A multi sector-based accompaniment towards integration and progressive self-sufficiency for Sudanese refugees on the new spot of Pladama Ouaka
- Funding: UNHCR (United Nations Refugee Agency),
- Global Budget: € 307,000
- Duration: 12 months (January to December 2011)
The team of Triangle G H, already operating in the neighbouring Vakaga prefecture, carried out a joint assessment together with the UNHCR and IMC* immediately upon the arrival of the refugees in 2007. A camp had then been set up by those same actors in order to provide for the bare necessities of the refugee population. Thanks to the support of the UNHCR, but also of the European Commission and UNICEF, Triangle G H and IMC have been able to ensure over the past three years the basic services for the refugees (access to healthcare, to drinking water and to sanitation facilities) and to develop a multi sector-based humanitarian plan fostering the integration of the refugees within their new environment.
When the decision was made to relocate the camp in a safer area, it sounded obvious to Triangle G H to keep supporting the refugee population. Thus, the preparation of the relocation of the refugees, coordinated by the UNHCR, was set up in Sam Ouandja and on the new spot of Pladam Ouaka.

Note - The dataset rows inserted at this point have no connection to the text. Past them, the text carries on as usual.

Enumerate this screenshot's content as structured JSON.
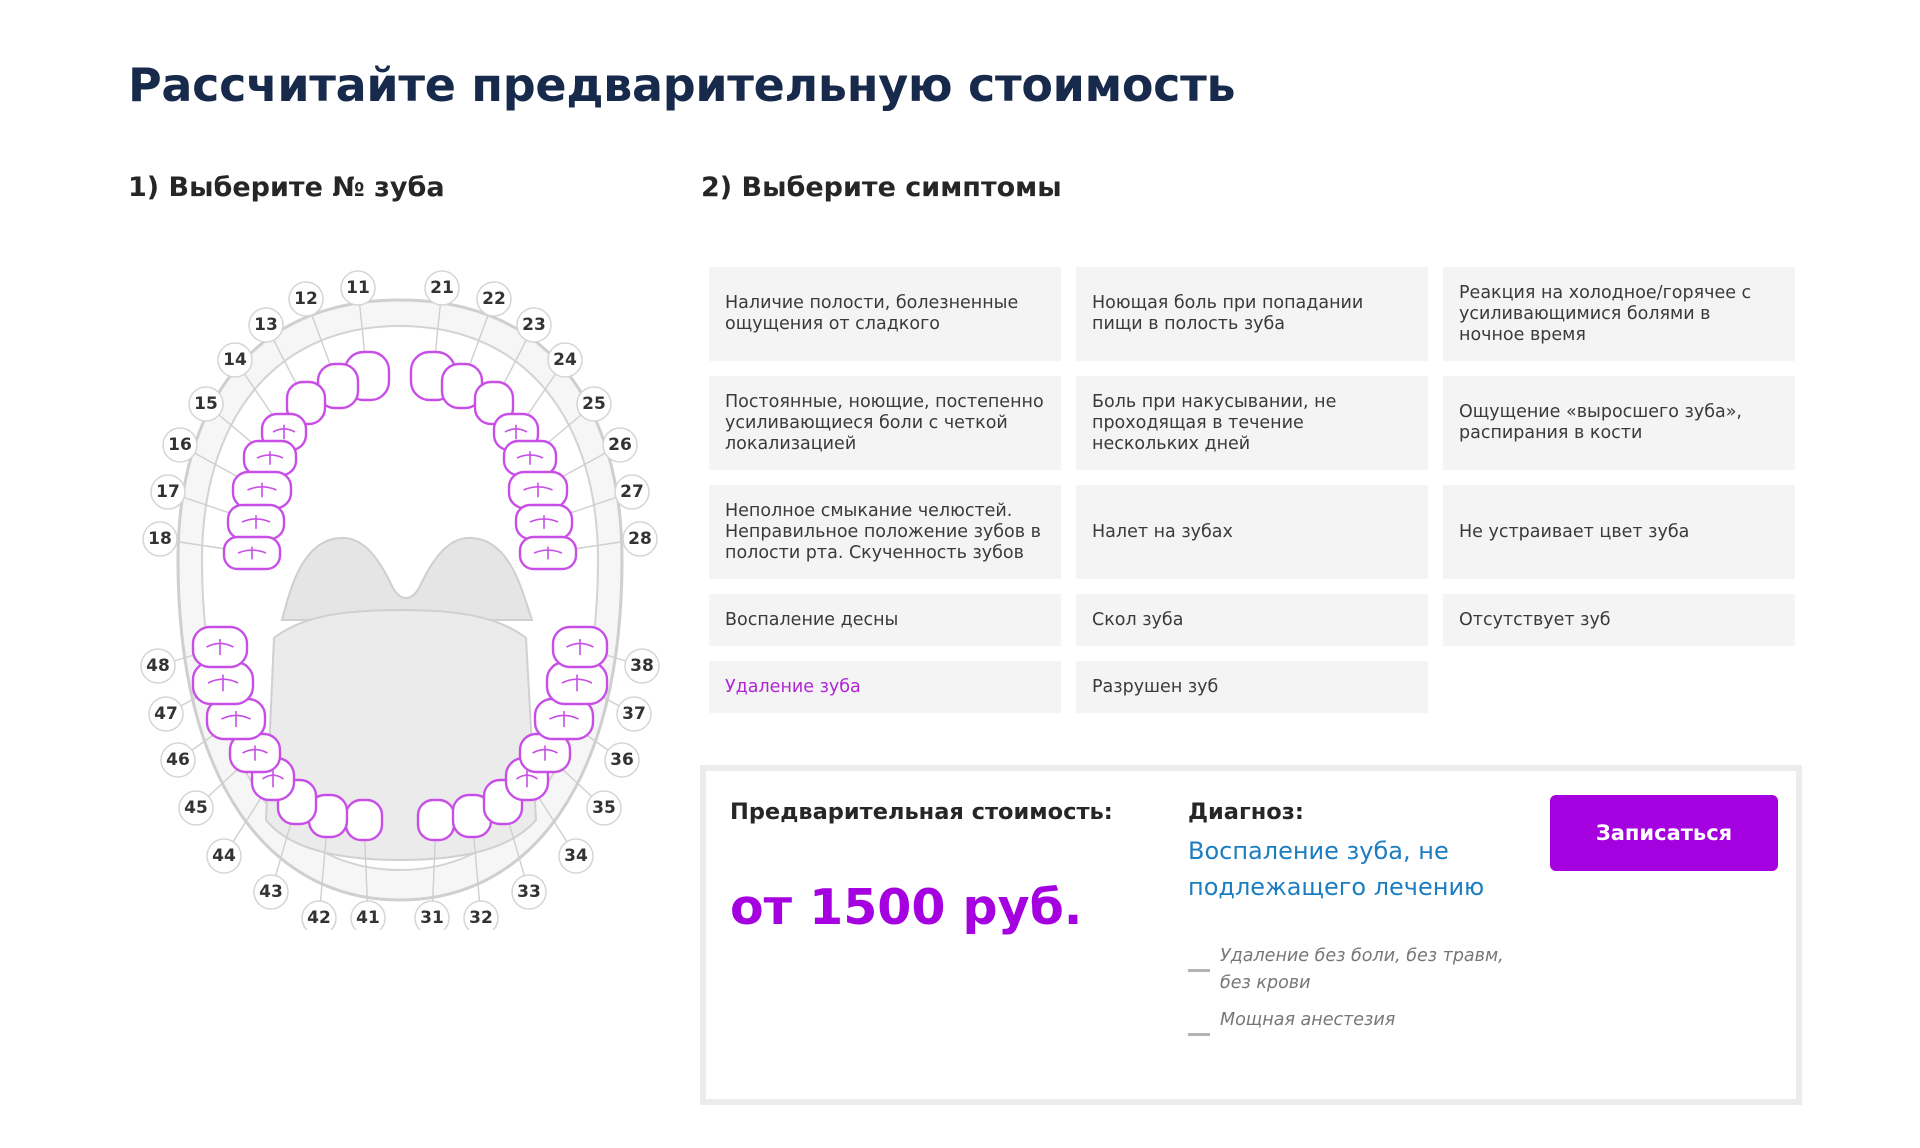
{
  "page": {
    "title": "Рассчитайте предварительную стоимость",
    "step1_title": "1) Выберите № зуба",
    "step2_title": "2) Выберите симптомы"
  },
  "tooth_chart": {
    "highlight_color": "#c84fe6",
    "upper_right": [
      "11",
      "12",
      "13",
      "14",
      "15",
      "16",
      "17",
      "18"
    ],
    "upper_left": [
      "21",
      "22",
      "23",
      "24",
      "25",
      "26",
      "27",
      "28"
    ],
    "lower_left": [
      "31",
      "32",
      "33",
      "34",
      "35",
      "36",
      "37",
      "38"
    ],
    "lower_right": [
      "41",
      "42",
      "43",
      "44",
      "45",
      "46",
      "47",
      "48"
    ]
  },
  "symptoms": [
    {
      "label": "Наличие полости, болезненные ощущения от сладкого",
      "selected": false
    },
    {
      "label": "Ноющая боль при попадании пищи в полость зуба",
      "selected": false
    },
    {
      "label": "Реакция на холодное/горячее с усиливающимися болями в ночное время",
      "selected": false
    },
    {
      "label": "Постоянные, ноющие, постепенно усиливающиеся боли с четкой локализацией",
      "selected": false
    },
    {
      "label": "Боль при накусывании, не проходящая в течение нескольких дней",
      "selected": false
    },
    {
      "label": "Ощущение «выросшего зуба», распирания в кости",
      "selected": false
    },
    {
      "label": "Неполное смыкание челюстей. Неправильное положение зубов в полости рта. Скученность зубов",
      "selected": false
    },
    {
      "label": "Налет на зубах",
      "selected": false
    },
    {
      "label": "Не устраивает цвет зуба",
      "selected": false
    },
    {
      "label": "Воспаление десны",
      "selected": false
    },
    {
      "label": "Скол зуба",
      "selected": false
    },
    {
      "label": "Отсутствует зуб",
      "selected": false
    },
    {
      "label": "Удаление зуба",
      "selected": true
    },
    {
      "label": "Разрушен зуб",
      "selected": false
    }
  ],
  "result": {
    "price_label": "Предварительная стоимость:",
    "price_value": "от 1500 руб.",
    "diagnosis_label": "Диагноз:",
    "diagnosis_value": "Воспаление зуба, не подлежащего лечению",
    "features": [
      "Удаление без боли, без травм, без крови",
      "Мощная анестезия"
    ],
    "button_label": "Записаться"
  },
  "colors": {
    "accent": "#a400e0",
    "title": "#172a4b",
    "diagnosis": "#1c7ec0",
    "tile_bg": "#f4f4f4"
  }
}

The main objective of this mission is to accompany the settlement and the progressive evolution towards self-sufficiency of the refugees within this new environment focusing on five points:
- Food self-sufficiency through the implementation of a follow-up survey system on market prices and products availability, the distribution of food-producing and market gardening seeds and the strengthening of the farmers capacities;
- Supply of sufficient drinking water in order to reduce the number of people affected by diarrheic diseases, through the construction, the maintenance and the improvement of a gravity system of water conveyance, and the creation or strengthening of the management capacities of the WPMC (Water Points Management Committees);
- Improvement of hygiene conditions through the building of family and public toilet units, waste control, and the implementation of adequate awareness campaigns via the strengthening of Hygiene Promoters’ capacities;
- Increase in the percentage of refugee children in full-time education through the construction of facilities for the children attending nursery and primary school, the training and back-up of the teachers who have not been given tenure, the supply of school and teaching equipment and the adaptation of the school programme to Sudanese and Central African educative systems
- Economic self-sufficiency through a socio-economic assessment, a training to implement income generating activities and the support to individual initiatives.
This programme targets 1 800 beneficiaries.